Not Looking at a Coffee Mug: Bosnian-Herzegovinian, Yugoslav and Post-Yugoslav Literatures as Postcolonial Polycentric Literary Polysystems (original) (raw)
2019, Jugoslovenska književnost: prošlost, sadašnjost i budućnost jednog spornog pojma / Yugoslav Literature: The Past, Present and Future of a Contested Notion, ed. by Adrijana Marčetić, Bojana Stojanović Pantović, Vladimir Zorić, Dunja Dušanić, Beograd: Čigoja štampa
The purposefully ugly title of my paper points to two frameworks within which I propose to discuss the construction of three literary systems whose existence has, for various reasons, been contested, and which cannot be called "national"in any straightforward sense of the word. Bosnian (or, to be more precise, Bosnian-Herzegovinian), Yugoslav, and Post-Yugoslav literatures seem to be, at this particular point in time, to a greater or lesser degree, cultural and political orphans; and yet, some literary texts and phenomena can scarcely be understood without at least hypothesising those contexts.
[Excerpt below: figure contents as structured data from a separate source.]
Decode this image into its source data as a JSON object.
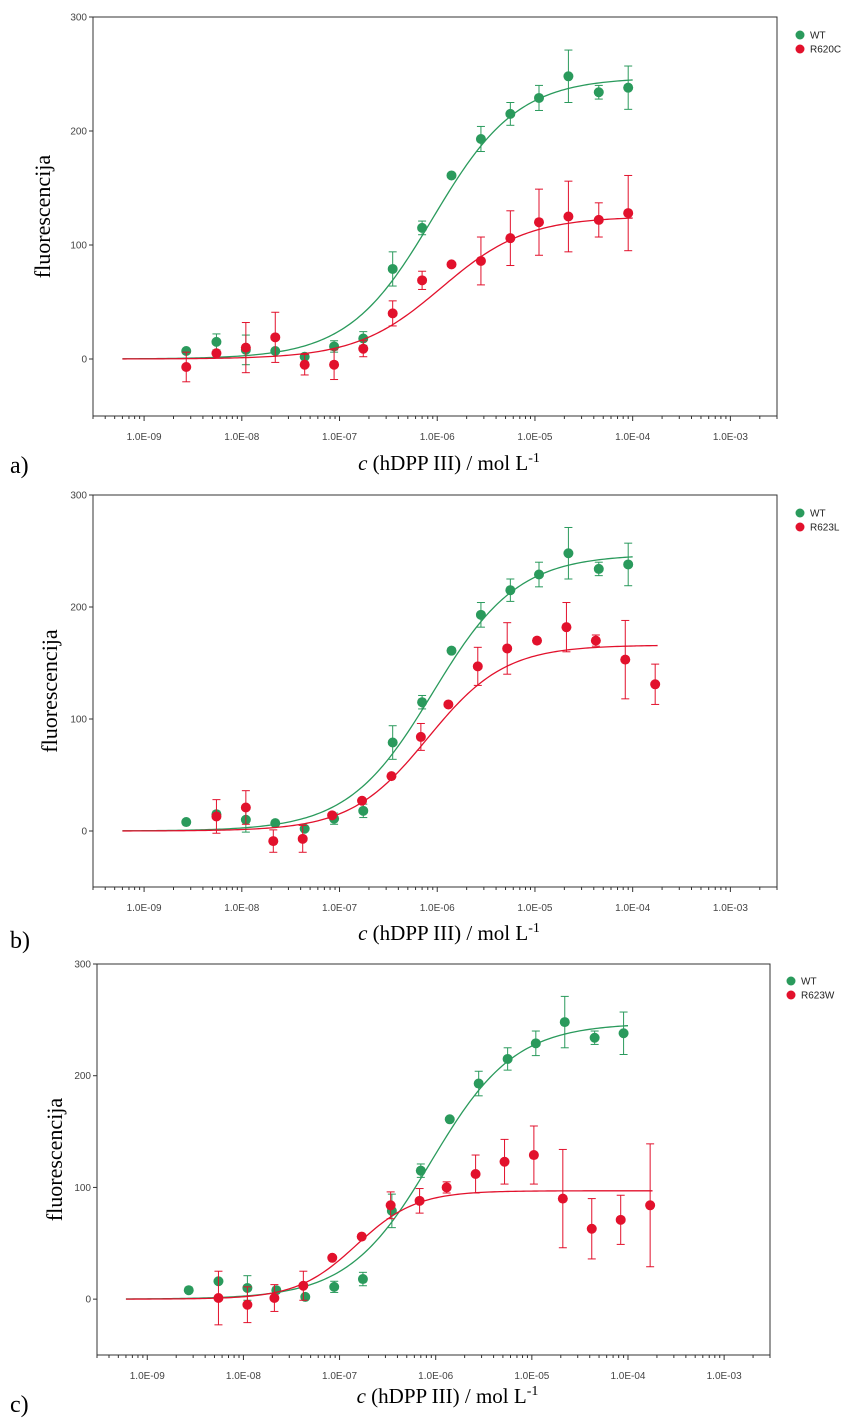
{
  "colors": {
    "wt": "#2a9a5c",
    "mutant": "#e2112c",
    "axis": "#333333"
  },
  "chart_data": [
    {
      "type": "scatter",
      "panel_label": "a)",
      "ylabel": "fluorescencija",
      "xlabel_italic": "c",
      "xlabel_rest": " (hDPP III) / mol L",
      "xlabel_sup": "-1",
      "x_scale": "log",
      "xlim": [
        3e-10,
        0.003
      ],
      "ylim": [
        -50,
        300
      ],
      "xticks": [
        1e-09,
        1e-08,
        1e-07,
        1e-06,
        1e-05,
        0.0001,
        0.001
      ],
      "xtick_labels": [
        "1.0E-09",
        "1.0E-08",
        "1.0E-07",
        "1.0E-06",
        "1.0E-05",
        "1.0E-04",
        "1.0E-03"
      ],
      "yticks": [
        0,
        100,
        200,
        300
      ],
      "ytick_labels": [
        "0",
        "100",
        "200",
        "300"
      ],
      "series": [
        {
          "name": "WT",
          "color_key": "wt",
          "fit": {
            "bottom": 0,
            "top": 247,
            "ec50": 9e-07,
            "hill": 1,
            "x_start": 6e-10,
            "x_end": 0.0001
          },
          "points": [
            {
              "x": 2.7e-09,
              "y": 7,
              "err": 0
            },
            {
              "x": 5.5e-09,
              "y": 15,
              "err": 7
            },
            {
              "x": 1.1e-08,
              "y": 8,
              "err": 13
            },
            {
              "x": 2.2e-08,
              "y": 7,
              "err": 0
            },
            {
              "x": 4.4e-08,
              "y": 2,
              "err": 0
            },
            {
              "x": 8.8e-08,
              "y": 11,
              "err": 5
            },
            {
              "x": 1.75e-07,
              "y": 18,
              "err": 6
            },
            {
              "x": 3.5e-07,
              "y": 79,
              "err": 15
            },
            {
              "x": 7e-07,
              "y": 115,
              "err": 6
            },
            {
              "x": 1.4e-06,
              "y": 161,
              "err": 0
            },
            {
              "x": 2.8e-06,
              "y": 193,
              "err": 11
            },
            {
              "x": 5.6e-06,
              "y": 215,
              "err": 10
            },
            {
              "x": 1.1e-05,
              "y": 229,
              "err": 11
            },
            {
              "x": 2.2e-05,
              "y": 248,
              "err": 23
            },
            {
              "x": 4.5e-05,
              "y": 234,
              "err": 6
            },
            {
              "x": 9e-05,
              "y": 238,
              "err": 19
            }
          ]
        },
        {
          "name": "R620C",
          "color_key": "mutant",
          "fit": {
            "bottom": 0,
            "top": 125,
            "ec50": 1.1e-06,
            "hill": 1,
            "x_start": 6e-10,
            "x_end": 0.0001
          },
          "points": [
            {
              "x": 2.7e-09,
              "y": -7,
              "err": 13
            },
            {
              "x": 5.5e-09,
              "y": 5,
              "err": 0
            },
            {
              "x": 1.1e-08,
              "y": 10,
              "err": 22
            },
            {
              "x": 2.2e-08,
              "y": 19,
              "err": 22
            },
            {
              "x": 4.4e-08,
              "y": -5,
              "err": 9
            },
            {
              "x": 8.8e-08,
              "y": -5,
              "err": 13
            },
            {
              "x": 1.75e-07,
              "y": 9,
              "err": 7
            },
            {
              "x": 3.5e-07,
              "y": 40,
              "err": 11
            },
            {
              "x": 7e-07,
              "y": 69,
              "err": 8
            },
            {
              "x": 1.4e-06,
              "y": 83,
              "err": 0
            },
            {
              "x": 2.8e-06,
              "y": 86,
              "err": 21
            },
            {
              "x": 5.6e-06,
              "y": 106,
              "err": 24
            },
            {
              "x": 1.1e-05,
              "y": 120,
              "err": 29
            },
            {
              "x": 2.2e-05,
              "y": 125,
              "err": 31
            },
            {
              "x": 4.5e-05,
              "y": 122,
              "err": 15
            },
            {
              "x": 9e-05,
              "y": 128,
              "err": 33
            }
          ]
        }
      ]
    },
    {
      "type": "scatter",
      "panel_label": "b)",
      "ylabel": "fluorescencija",
      "xlabel_italic": "c",
      "xlabel_rest": " (hDPP III) / mol L",
      "xlabel_sup": "-1",
      "x_scale": "log",
      "xlim": [
        3e-10,
        0.003
      ],
      "ylim": [
        -50,
        300
      ],
      "xticks": [
        1e-09,
        1e-08,
        1e-07,
        1e-06,
        1e-05,
        0.0001,
        0.001
      ],
      "xtick_labels": [
        "1.0E-09",
        "1.0E-08",
        "1.0E-07",
        "1.0E-06",
        "1.0E-05",
        "1.0E-04",
        "1.0E-03"
      ],
      "yticks": [
        0,
        100,
        200,
        300
      ],
      "ytick_labels": [
        "0",
        "100",
        "200",
        "300"
      ],
      "series": [
        {
          "name": "WT",
          "color_key": "wt",
          "fit": {
            "bottom": 0,
            "top": 247,
            "ec50": 9e-07,
            "hill": 1,
            "x_start": 6e-10,
            "x_end": 0.0001
          },
          "points": [
            {
              "x": 2.7e-09,
              "y": 8,
              "err": 0
            },
            {
              "x": 5.5e-09,
              "y": 15,
              "err": 0
            },
            {
              "x": 1.1e-08,
              "y": 10,
              "err": 11
            },
            {
              "x": 2.2e-08,
              "y": 7,
              "err": 0
            },
            {
              "x": 4.4e-08,
              "y": 2,
              "err": 0
            },
            {
              "x": 8.8e-08,
              "y": 11,
              "err": 5
            },
            {
              "x": 1.75e-07,
              "y": 18,
              "err": 6
            },
            {
              "x": 3.5e-07,
              "y": 79,
              "err": 15
            },
            {
              "x": 7e-07,
              "y": 115,
              "err": 6
            },
            {
              "x": 1.4e-06,
              "y": 161,
              "err": 0
            },
            {
              "x": 2.8e-06,
              "y": 193,
              "err": 11
            },
            {
              "x": 5.6e-06,
              "y": 215,
              "err": 10
            },
            {
              "x": 1.1e-05,
              "y": 229,
              "err": 11
            },
            {
              "x": 2.2e-05,
              "y": 248,
              "err": 23
            },
            {
              "x": 4.5e-05,
              "y": 234,
              "err": 6
            },
            {
              "x": 9e-05,
              "y": 238,
              "err": 19
            }
          ]
        },
        {
          "name": "R623L",
          "color_key": "mutant",
          "fit": {
            "bottom": 0,
            "top": 166,
            "ec50": 8e-07,
            "hill": 1.1,
            "x_start": 6e-10,
            "x_end": 0.00018
          },
          "points": [
            {
              "x": 5.5e-09,
              "y": 13,
              "err": 15
            },
            {
              "x": 1.1e-08,
              "y": 21,
              "err": 15
            },
            {
              "x": 2.1e-08,
              "y": -9,
              "err": 10
            },
            {
              "x": 4.2e-08,
              "y": -7,
              "err": 12
            },
            {
              "x": 8.4e-08,
              "y": 14,
              "err": 0
            },
            {
              "x": 1.7e-07,
              "y": 27,
              "err": 0
            },
            {
              "x": 3.4e-07,
              "y": 49,
              "err": 0
            },
            {
              "x": 6.8e-07,
              "y": 84,
              "err": 12
            },
            {
              "x": 1.3e-06,
              "y": 113,
              "err": 0
            },
            {
              "x": 2.6e-06,
              "y": 147,
              "err": 17
            },
            {
              "x": 5.2e-06,
              "y": 163,
              "err": 23
            },
            {
              "x": 1.05e-05,
              "y": 170,
              "err": 0
            },
            {
              "x": 2.1e-05,
              "y": 182,
              "err": 22
            },
            {
              "x": 4.2e-05,
              "y": 170,
              "err": 5
            },
            {
              "x": 8.4e-05,
              "y": 153,
              "err": 35
            },
            {
              "x": 0.00017,
              "y": 131,
              "err": 18
            }
          ]
        }
      ]
    },
    {
      "type": "scatter",
      "panel_label": "c)",
      "ylabel": "fluorescencija",
      "xlabel_italic": "c",
      "xlabel_rest": " (hDPP III) / mol L",
      "xlabel_sup": "-1",
      "x_scale": "log",
      "xlim": [
        3e-10,
        0.003
      ],
      "ylim": [
        -50,
        300
      ],
      "xticks": [
        1e-09,
        1e-08,
        1e-07,
        1e-06,
        1e-05,
        0.0001,
        0.001
      ],
      "xtick_labels": [
        "1.0E-09",
        "1.0E-08",
        "1.0E-07",
        "1.0E-06",
        "1.0E-05",
        "1.0E-04",
        "1.0E-03"
      ],
      "yticks": [
        0,
        100,
        200,
        300
      ],
      "ytick_labels": [
        "0",
        "100",
        "200",
        "300"
      ],
      "series": [
        {
          "name": "WT",
          "color_key": "wt",
          "fit": {
            "bottom": 0,
            "top": 247,
            "ec50": 9e-07,
            "hill": 1,
            "x_start": 6e-10,
            "x_end": 0.0001
          },
          "points": [
            {
              "x": 2.7e-09,
              "y": 8,
              "err": 0
            },
            {
              "x": 5.5e-09,
              "y": 16,
              "err": 0
            },
            {
              "x": 1.1e-08,
              "y": 10,
              "err": 11
            },
            {
              "x": 2.2e-08,
              "y": 8,
              "err": 0
            },
            {
              "x": 4.4e-08,
              "y": 2,
              "err": 0
            },
            {
              "x": 8.8e-08,
              "y": 11,
              "err": 5
            },
            {
              "x": 1.75e-07,
              "y": 18,
              "err": 6
            },
            {
              "x": 3.5e-07,
              "y": 79,
              "err": 15
            },
            {
              "x": 7e-07,
              "y": 115,
              "err": 6
            },
            {
              "x": 1.4e-06,
              "y": 161,
              "err": 0
            },
            {
              "x": 2.8e-06,
              "y": 193,
              "err": 11
            },
            {
              "x": 5.6e-06,
              "y": 215,
              "err": 10
            },
            {
              "x": 1.1e-05,
              "y": 229,
              "err": 11
            },
            {
              "x": 2.2e-05,
              "y": 248,
              "err": 23
            },
            {
              "x": 4.5e-05,
              "y": 234,
              "err": 6
            },
            {
              "x": 9e-05,
              "y": 238,
              "err": 19
            }
          ]
        },
        {
          "name": "R623W",
          "color_key": "mutant",
          "fit": {
            "bottom": 0,
            "top": 97,
            "ec50": 1.5e-07,
            "hill": 1.4,
            "x_start": 6e-10,
            "x_end": 0.00018
          },
          "points": [
            {
              "x": 5.5e-09,
              "y": 1,
              "err": 24
            },
            {
              "x": 1.1e-08,
              "y": -5,
              "err": 16
            },
            {
              "x": 2.1e-08,
              "y": 1,
              "err": 12
            },
            {
              "x": 4.2e-08,
              "y": 12,
              "err": 13
            },
            {
              "x": 8.4e-08,
              "y": 37,
              "err": 0
            },
            {
              "x": 1.7e-07,
              "y": 56,
              "err": 0
            },
            {
              "x": 3.4e-07,
              "y": 84,
              "err": 12
            },
            {
              "x": 6.8e-07,
              "y": 88,
              "err": 11
            },
            {
              "x": 1.3e-06,
              "y": 100,
              "err": 5
            },
            {
              "x": 2.6e-06,
              "y": 112,
              "err": 17
            },
            {
              "x": 5.2e-06,
              "y": 123,
              "err": 20
            },
            {
              "x": 1.05e-05,
              "y": 129,
              "err": 26
            },
            {
              "x": 2.1e-05,
              "y": 90,
              "err": 44
            },
            {
              "x": 4.2e-05,
              "y": 63,
              "err": 27
            },
            {
              "x": 8.4e-05,
              "y": 71,
              "err": 22
            },
            {
              "x": 0.00017,
              "y": 84,
              "err": 55
            }
          ]
        }
      ]
    }
  ]
}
The two theoretical frameworks which could enable the methodological stabilisation of those contexts for the purposes of understanding the complexities of literary texts and phenomena are Svetozar Petrović"s suggestion that "our literatures" can best be understood as structurally similar in their historical development to the literatures of other colonised nations (rather than to the major European national literatures, such as French or English), and Itamar Even-Zohar"s idea of literary polysystems. Both Petrović and Even-Zohar provide us with theoretical concepts to analyse literary systems which contain marked differences between the centre (or several centres) and the margins (or even several degrees of margin), and include multilingualism as part of their corpus, all of which can be applied to all three polysystems, even though I shall mainly focus on the comparison between the Bosnian-Herzegovinian and the Yugoslav one.